My research investigates biopsychosocial associations among stress, emotions, and health in healthy adults as well as in people with chronic conditions such as HIV, rheumatoid arthritis, systemic lupus erythematosus, asthma, allergies, and hypertension. Specific areas I study include individual differences in immune responses to brief laboratory stress, sympathetic nervous system influences on stress-induced immune alterations, the role of anger expression and cardiovascular reactivity on serum lipid concentrations, coping style influences on cardiovascular disease risk, mechanisms of cholesterol elevations during stress, the effects of perceived discrimination on mental and physical health outcomes among Mexican Americans, biopsychosocial predictors of post-traumatic stress disorder following a car crash, and immune and hormonal responses to laboratory stress in women with rheumatoid arthritis.
Currently, I am exploring the prevalence of lifetime depressive and anxiety disorders in women with systemic lupus erythematosus (SLE), and biologic and psychosocial predictors of health outcomes in this disease. Findings show that the prevalence of lifetime psychiatric disorders is elevated in this group and suggest novel immune contributions to certain mental disorders, such as major depression, bipolar disorder, and OCD. Additionally, exposure to childhood adversity (e.g., abuse, parental loss, financial difficulties) is a strong predictor of several mental and physical health outcomes in adult SLE. This study will also examine gene-environment interactions incorporating five genes (24 single nucleotide polymorphisms) that may be important to inflammatory processes in SLE, stress, and mood.
The lab is also conducting a multi-year survey research project investigating health and well-being in young adults and nearly 800 participants have completed the survey. In one aspect of this project, students and I are exploring the health effects of chronic social anxiety (shyness and social phobia) in both laboratory and naturalistic settings. Results to date suggest that adults who are highly shy may be nearly twice as likely as non-shy adults to have certain immune related conditions, including asthma. Other findings indicate that high shyness may contribute to depressed mood and lower self-esteem, but only when accompanied by social phobia. The lab is currently running a study to compare the constructs of shyness and social phobia across a number of psychosocial domains, as well as their links to a biomarker of inflammation, functioning of the HPA-axis (cortisol awakening response), and long-term cortisol production (hair cortisol). The lab has also completed a study examining cortisol and immune responses to acute laboratory stress in socially anxious adults. In one thesis project, Oona Kelly found that socially anxious college students who experience concomitant panic attacks are more likely than students without social anxiety to use a variety of licit and illicit substances, but that social anxiety alone was protective against such use.
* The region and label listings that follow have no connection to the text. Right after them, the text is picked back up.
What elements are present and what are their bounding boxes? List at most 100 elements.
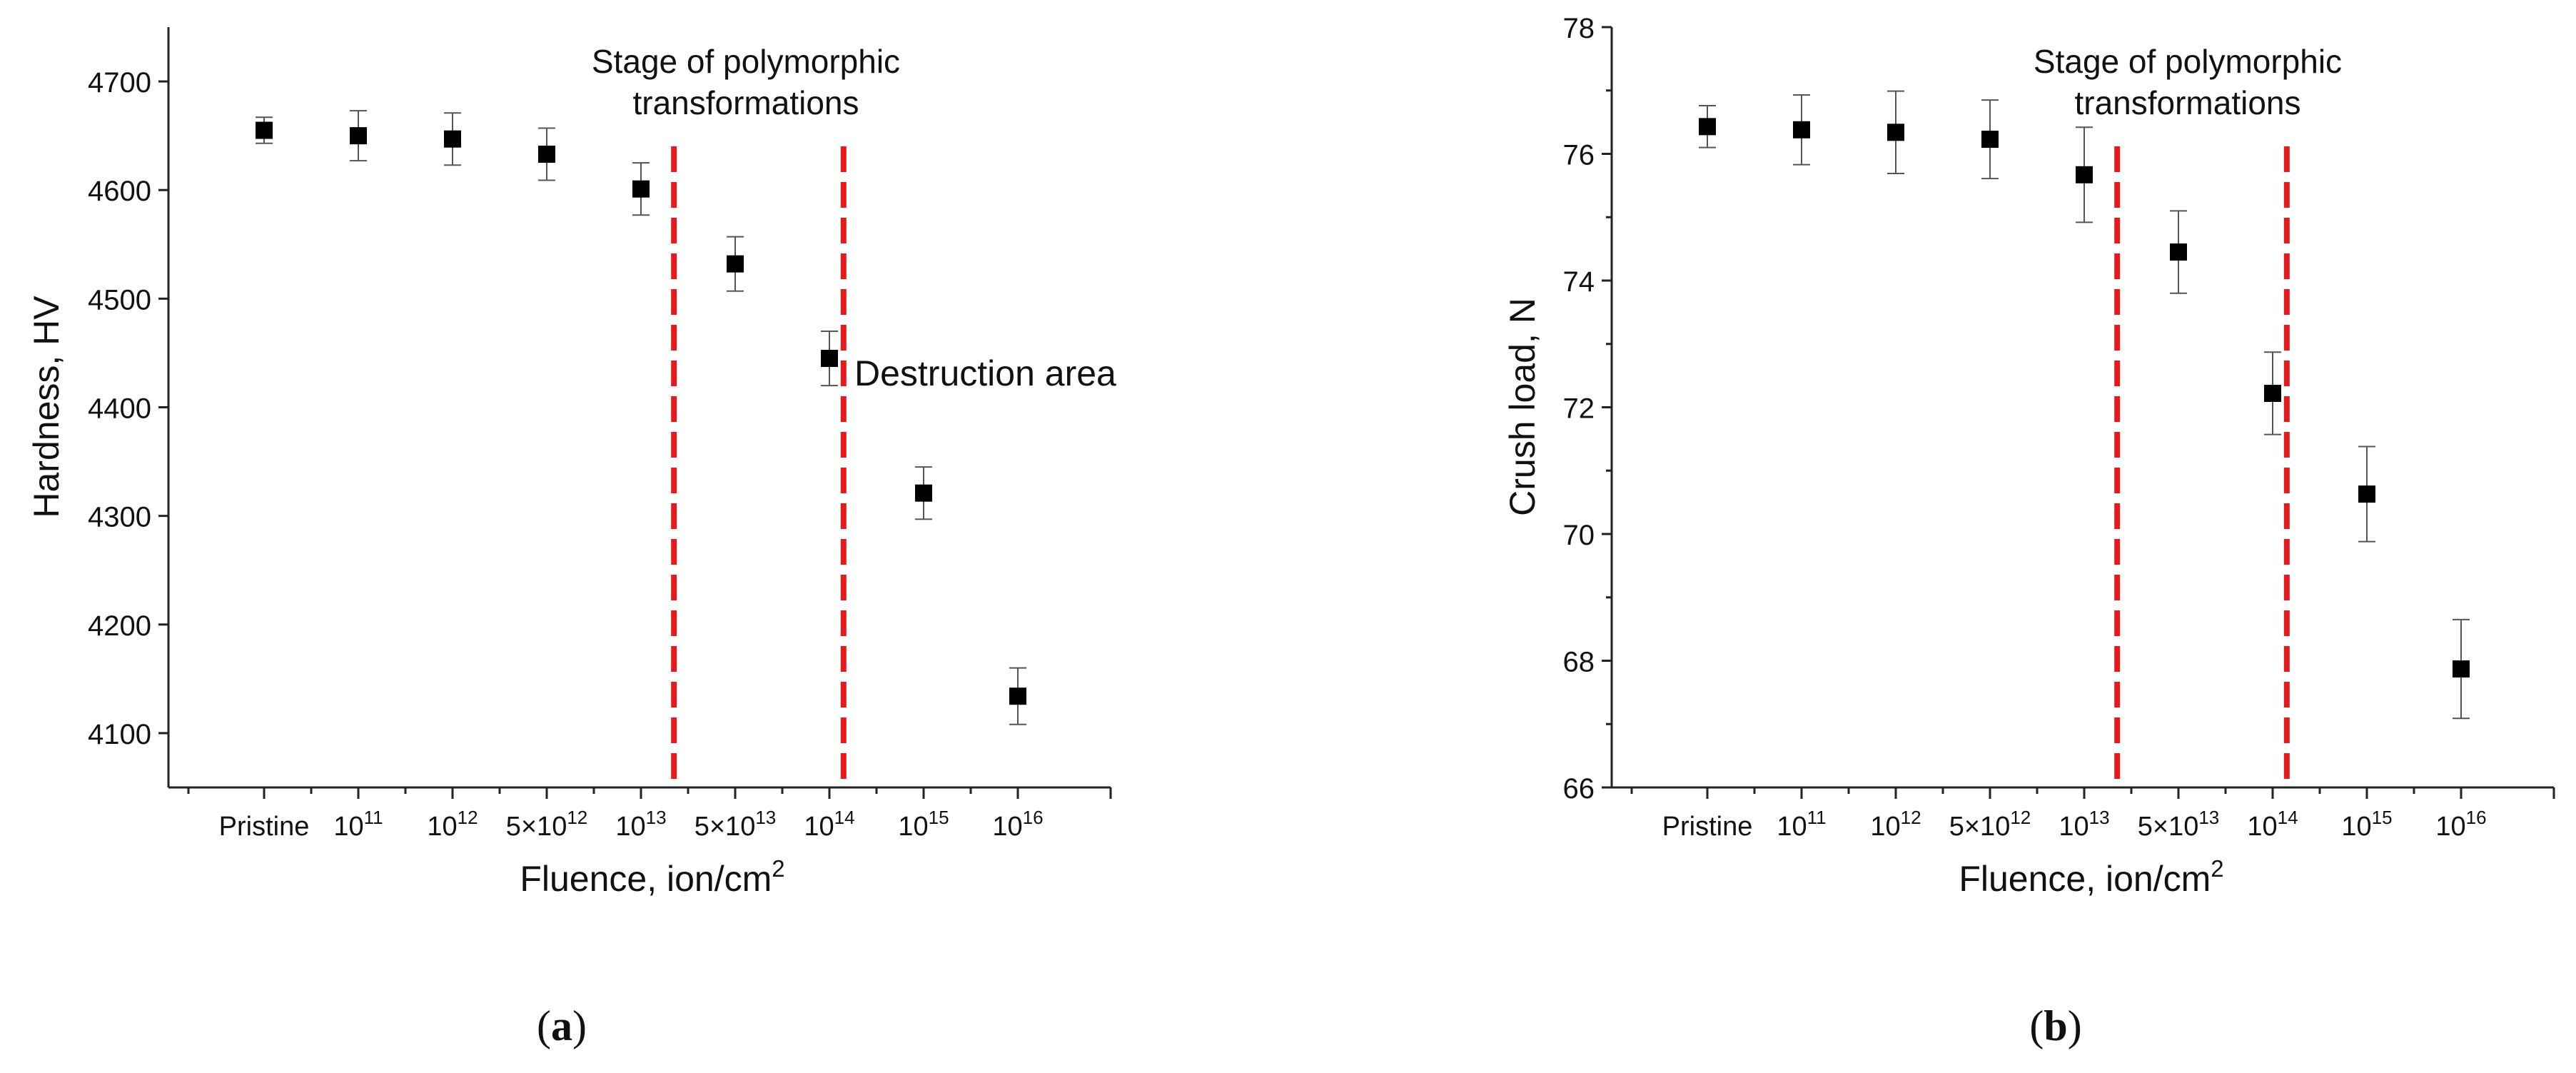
marker-square (538, 146, 555, 163)
marker-square (2170, 243, 2187, 261)
x-tick-label-sup: 16 (1023, 807, 1044, 828)
x-tick-label-sup: 12 (1901, 807, 1921, 828)
panel-label-a: (a) (537, 1002, 587, 1049)
axes-frame (167, 27, 1111, 789)
x-tick-label: 1016 (992, 807, 1043, 842)
marker-square (1009, 687, 1026, 705)
x-tick-label-base: Pristine (1662, 812, 1753, 842)
y-tick-label: 4200 (88, 610, 151, 642)
x-tick-label-base: 5×10 (1949, 812, 2011, 842)
stage-annotation-line2: transformations (2074, 84, 2300, 121)
y-tick-label: 66 (1563, 773, 1595, 805)
data-point (1887, 90, 1904, 175)
y-tick-label: 4700 (88, 67, 151, 99)
panel-letter-a: a (551, 1002, 572, 1049)
x-tick-label: 1014 (2247, 807, 2298, 842)
x-axis-label-sup: 2 (2211, 855, 2223, 882)
x-tick-label-base: 10 (615, 812, 645, 842)
data-point (256, 116, 273, 144)
data-point (538, 127, 555, 181)
x-ticks: Pristine 1011 1012 5×1012 1013 5×1013 1014 1015… (187, 787, 1112, 842)
marker-square (256, 121, 273, 139)
x-tick-label-base: 10 (2341, 812, 2371, 842)
marker-square (1699, 118, 1716, 136)
data-point (2170, 210, 2187, 294)
x-tick-label: 5×1012 (506, 807, 588, 842)
x-tick-label-sup: 13 (2198, 807, 2219, 828)
marker-square (1981, 131, 1999, 148)
x-tick-label: 1012 (1870, 807, 1921, 842)
data-point (727, 236, 744, 292)
data-points (1699, 90, 2470, 720)
marker-square (1887, 124, 1904, 141)
x-axis-label: Fluence, ion/cm2 (520, 855, 784, 899)
x-tick-label: 5×1013 (2138, 807, 2220, 842)
data-point (821, 331, 838, 387)
x-tick-label: 5×1012 (1949, 807, 2031, 842)
x-tick-label-base: 10 (2247, 812, 2277, 842)
data-points (256, 110, 1026, 725)
x-tick-label-sup: 14 (2278, 807, 2298, 828)
marker-square (1793, 121, 1810, 138)
y-tick-label: 74 (1563, 266, 1595, 298)
y-tick-label: 76 (1563, 140, 1595, 171)
x-tick-label-sup: 16 (2466, 807, 2487, 828)
marker-square (350, 127, 367, 145)
stage-annotation-line1: Stage of polymorphic (2034, 43, 2342, 80)
data-point (444, 112, 461, 166)
data-point (2076, 126, 2093, 223)
x-tick-label-base: 10 (898, 812, 928, 842)
x-tick-label: 1014 (804, 807, 854, 842)
x-tick-label: 5×1013 (694, 807, 777, 842)
data-point (1009, 667, 1026, 725)
x-tick-label-sup: 12 (567, 807, 587, 828)
x-axis-label-sup: 2 (772, 855, 784, 882)
y-tick-label: 4400 (88, 393, 151, 425)
x-tick-label: 1015 (898, 807, 949, 842)
y-ticks: 4100 4200 4300 4400 4500 4600 4700 (88, 67, 168, 750)
panel-letter-b: b (2044, 1002, 2067, 1049)
y-tick-label: 4300 (88, 502, 151, 533)
axes-frame (1610, 27, 2554, 789)
data-point (1699, 105, 1716, 148)
x-tick-label: Pristine (219, 812, 310, 842)
stage-boundary-lines (2114, 146, 2290, 786)
x-tick-label-sup: 11 (1807, 807, 1827, 828)
x-axis-label-text: Fluence, ion/cm (520, 859, 772, 899)
y-axis-label: Hardness, HV (26, 296, 66, 518)
y-tick-label: 68 (1563, 647, 1595, 678)
x-tick-label-base: Pristine (219, 812, 310, 842)
y-tick-label: 4500 (88, 284, 151, 316)
data-point (2453, 618, 2470, 720)
data-point (915, 466, 932, 520)
x-tick-label-sup: 11 (364, 807, 383, 828)
data-point (632, 162, 650, 216)
marker-square (444, 130, 461, 148)
x-tick-label-sup: 13 (2089, 807, 2110, 828)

Two other students are currently exploring the effects of early life adversity and the role of siblings and other important social relationships as protective factors on health and social competence across the lifespan.
In addition to the above projects, the lab is also researching the effects of transphobia as a form of chronic stress on the health and well-being or individuals who identify as transgender and gender non-conforming. While there are more studies examining emotional health outcomes in transgender individuals, few studies have examined physical health outcomes. This study is also unique in that it includes cisgender individuals for the comparison of levels and types of discrimination and health outcomes. Participants are being recruited through Amazon M-Turk and LGBTQ centers in cities across the nation.